The change came at the behest of dog-friendly restaurant owners that felt they were missing out on customers who wanted to stop by for a bite to eat or a coffee, but couldn’t bring their dogs through the gate.

“Many dog and restaurant owners advocated for this policy change, and we are pleased to support both residents and business owners with this opportunity,” said Jonathan E. Fielding, the county’s director of public health.

The new policy went into effect Monday everywhere except Pasadena, Long Beach and Vernon, which all have their own health departments.

People with their dogs still do not have the right to walk into restaurants unrestricted.

The restaurant must have an outdoor patio, and the patio in question has to come with a separate entrance so that pets do not walk through the restaurant or near where food is prepared.

Dogs also can’t sit on seats, benches, chairs or tables.

Restaurant workers will not be able to prepare food near the outdoor dining area, including dispensing or mixing of drinks and ice, and tables cannot be set in advance of customers coming to the restaurant to avoid contamination.

Employees can’t touch the dogs, but must clean up after them in case of any accidents involving bodily fluids.

All in all, it’s actually a lot of work for those restaurant owners who choose to take advantage of the rule, said Angelo Bellomo, director of environmental health for the Los Angeles County Public Health.
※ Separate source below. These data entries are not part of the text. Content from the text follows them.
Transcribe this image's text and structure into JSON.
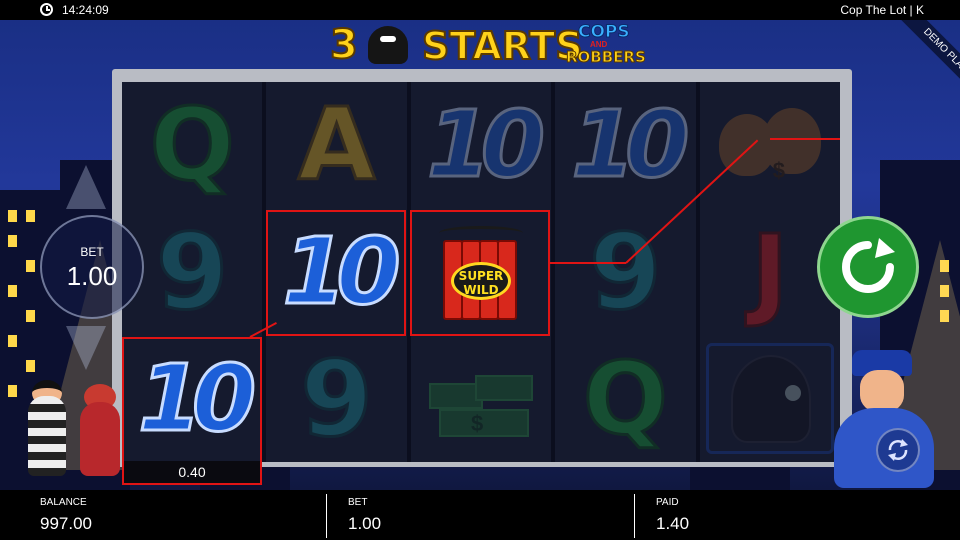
{
  "status_bar": {
    "time": "14:24:09",
    "game_name": "Cop The Lot | K"
  },
  "title": {
    "number": "3",
    "word": "STARTS",
    "brand_top": "COPS",
    "brand_mid": "AND",
    "brand_bottom": "ROBBERS"
  },
  "demo_badge": "DEMO PLAY",
  "bet_control": {
    "label": "BET",
    "value": "1.00"
  },
  "reels": [
    [
      "Q",
      "9",
      "10"
    ],
    [
      "A",
      "10",
      "9"
    ],
    [
      "10",
      "super-wild",
      "cash-stacks"
    ],
    [
      "10",
      "9",
      "Q"
    ],
    [
      "money-bags",
      "J",
      "police-helmet"
    ]
  ],
  "wild_label": {
    "line1": "SUPER",
    "line2": "WILD"
  },
  "win_amount": "0.40",
  "info_bar": {
    "balance_label": "BALANCE",
    "balance_value": "997.00",
    "bet_label": "BET",
    "bet_value": "1.00",
    "paid_label": "PAID",
    "paid_value": "1.40"
  },
  "icons": {
    "spin": "spin-arrow-icon",
    "autoplay": "autoplay-icon",
    "clock": "clock-icon"
  },
  "colors": {
    "spin_green": "#1f9630",
    "win_red": "#e01414",
    "title_yellow": "#ffd21a"
  }
}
“Again, this will not apply to all restaurants,” Bellomo said. “It’s a means by which a restaurant operator who does cater to that clientele can allow them to have their dogs on the outdoor dining portion.”

Dogs are not allowed in the remainder of the restaurant out of concerns that free-floating hair will contaminate table settings, drinks and food.
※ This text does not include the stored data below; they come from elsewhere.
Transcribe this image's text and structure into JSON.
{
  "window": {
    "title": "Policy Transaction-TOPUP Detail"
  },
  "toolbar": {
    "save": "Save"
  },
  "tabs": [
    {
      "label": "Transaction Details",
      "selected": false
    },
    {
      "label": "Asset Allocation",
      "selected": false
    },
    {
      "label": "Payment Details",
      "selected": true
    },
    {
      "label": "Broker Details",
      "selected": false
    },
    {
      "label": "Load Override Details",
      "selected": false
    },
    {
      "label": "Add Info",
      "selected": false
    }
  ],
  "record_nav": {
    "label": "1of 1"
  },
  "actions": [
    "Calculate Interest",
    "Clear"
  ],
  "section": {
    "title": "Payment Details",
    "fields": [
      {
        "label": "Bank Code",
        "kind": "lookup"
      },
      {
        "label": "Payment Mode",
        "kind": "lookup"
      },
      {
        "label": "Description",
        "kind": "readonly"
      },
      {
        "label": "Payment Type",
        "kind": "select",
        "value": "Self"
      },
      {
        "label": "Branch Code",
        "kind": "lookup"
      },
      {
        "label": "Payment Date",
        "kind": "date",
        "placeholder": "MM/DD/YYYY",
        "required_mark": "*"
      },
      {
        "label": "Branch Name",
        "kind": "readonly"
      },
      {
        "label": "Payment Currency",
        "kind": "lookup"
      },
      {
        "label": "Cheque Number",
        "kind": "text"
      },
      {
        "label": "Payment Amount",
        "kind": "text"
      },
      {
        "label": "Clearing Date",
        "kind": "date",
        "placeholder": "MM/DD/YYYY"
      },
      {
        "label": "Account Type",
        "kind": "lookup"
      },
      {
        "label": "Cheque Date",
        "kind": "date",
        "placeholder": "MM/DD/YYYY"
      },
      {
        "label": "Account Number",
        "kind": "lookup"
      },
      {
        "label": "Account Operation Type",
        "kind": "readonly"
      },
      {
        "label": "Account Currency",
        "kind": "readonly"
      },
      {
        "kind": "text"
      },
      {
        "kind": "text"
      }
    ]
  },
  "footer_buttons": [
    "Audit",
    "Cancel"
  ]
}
Not all canines are known for their bladder control, and officials felt that keeping those accidents away from diners and carpets was a boon to public health.

As restaurant owners begin to take advantage of the new rule, additional restrictions may come online, Bellomo said.
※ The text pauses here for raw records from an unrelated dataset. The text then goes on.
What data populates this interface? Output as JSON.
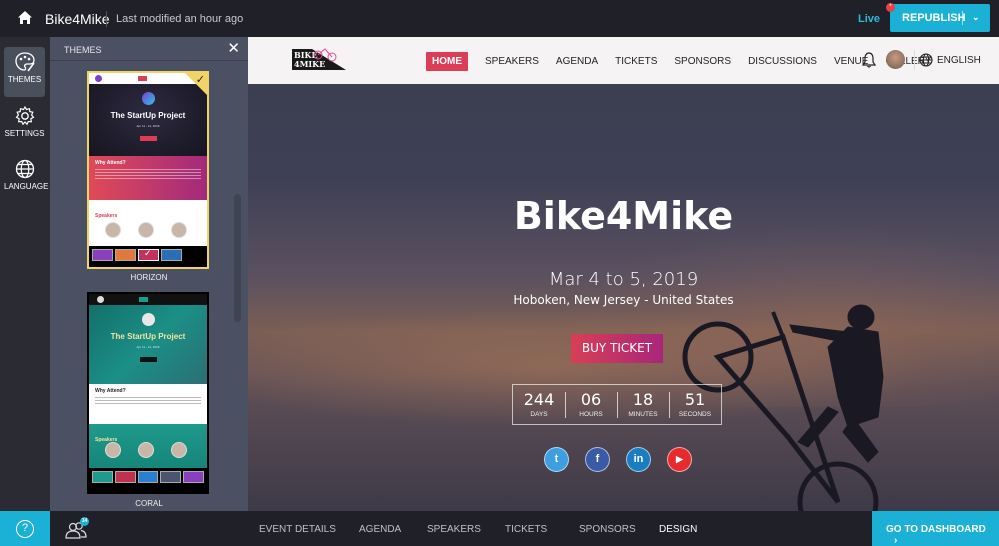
{
  "topbar": {
    "app_title": "Bike4Mike",
    "modified": "Last modified an hour ago",
    "live_label": "Live",
    "republish_label": "REPUBLISH",
    "republish_badge": "*"
  },
  "rail": {
    "items": [
      {
        "label": "THEMES",
        "icon": "palette-icon",
        "active": true
      },
      {
        "label": "SETTINGS",
        "icon": "gear-icon",
        "active": false
      },
      {
        "label": "LANGUAGE",
        "icon": "globe-icon",
        "active": false
      }
    ]
  },
  "themes_panel": {
    "title": "THEMES",
    "themes": [
      {
        "name": "HORIZON",
        "selected": true,
        "preview_title": "The StartUp Project",
        "preview_date": "Apr 11 - 12, 2018",
        "section_why": "Why Attend?",
        "section_speakers": "Speakers",
        "swatches": [
          "#8a3fbf",
          "#e07a3c",
          "#c2325a",
          "#2a6fb5"
        ],
        "selected_swatch": 2
      },
      {
        "name": "CORAL",
        "selected": false,
        "preview_title": "The StartUp Project",
        "preview_date": "Apr 11 - 12, 2018",
        "section_why": "Why Attend?",
        "section_speakers": "Speakers",
        "swatches": [
          "#1f9a8c",
          "#c0304f",
          "#2a7fcf",
          "#4a5670",
          "#8a3fbf"
        ]
      }
    ]
  },
  "site": {
    "nav": [
      "HOME",
      "SPEAKERS",
      "AGENDA",
      "TICKETS",
      "SPONSORS",
      "DISCUSSIONS",
      "VENUE",
      "GALLERY"
    ],
    "language": "ENGLISH",
    "logo_text_1": "BIKE",
    "logo_text_2": "4MIKE",
    "hero_title": "Bike4Mike",
    "hero_date": "Mar 4 to 5, 2019",
    "hero_location": "Hoboken, New Jersey - United States",
    "buy_label": "BUY TICKET",
    "countdown": [
      {
        "value": "244",
        "label": "DAYS"
      },
      {
        "value": "06",
        "label": "HOURS"
      },
      {
        "value": "18",
        "label": "MINUTES"
      },
      {
        "value": "51",
        "label": "SECONDS"
      }
    ],
    "socials": [
      {
        "name": "twitter",
        "glyph": "t",
        "color": "#3d9ee0"
      },
      {
        "name": "facebook",
        "glyph": "f",
        "color": "#3a5aa8"
      },
      {
        "name": "linkedin",
        "glyph": "in",
        "color": "#1a7dbf"
      },
      {
        "name": "youtube",
        "glyph": "▶",
        "color": "#e52b2b"
      }
    ]
  },
  "bottombar": {
    "users_count": "14",
    "tabs": [
      "EVENT DETAILS",
      "AGENDA",
      "SPEAKERS",
      "TICKETS",
      "SPONSORS",
      "DESIGN"
    ],
    "active_tab": "DESIGN",
    "dashboard_label": "GO TO DASHBOARD"
  },
  "colors": {
    "accent": "#1bb0d6",
    "nav_active": "#dd3c57",
    "theme_selected": "#f0d467"
  }
}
It’s currently unclear if waiters and waitresses will be able to refill water glasses outside, or if they must bring them back indoors given the restriction on dispensing liquids near dogs.

Staff hasn’t gotten that far yet, Bellomo said, but they’re leaning toward requiring waitstaff to bring the glasses back indoors or minimally use covered pitchers.

Unsurprisingly, not all restaurants felt enthused about the possibility of inviting man’s best friend out for dinner.

Vanessa Bui, the manager at Barney’s Beanery on the Third Street Promenade, wasn’t sure that her restaurant would be the best place for a dog.

“Some dogs that people have here are a little loud,” Bui said. “We want to make sure that they keep on the other side of the fence.”

Even having the option available was a boon to dog advocates, who have long sought to soften Santa Monica’s heart and laws on canine companions.

“That’s so awesome,” said Georja Umano, founder of Unleash the Beach, an organization working to create a leash-free Santa Monica Beach.

Umano would like to see Santa Monica follow the example of Carmel, Calif., which has a dog beach and permits animals in outdoor dining.

“It’s great that Los Angeles is slowly waking up to some of these things that people really want, enjoy and makes their life better,” she said.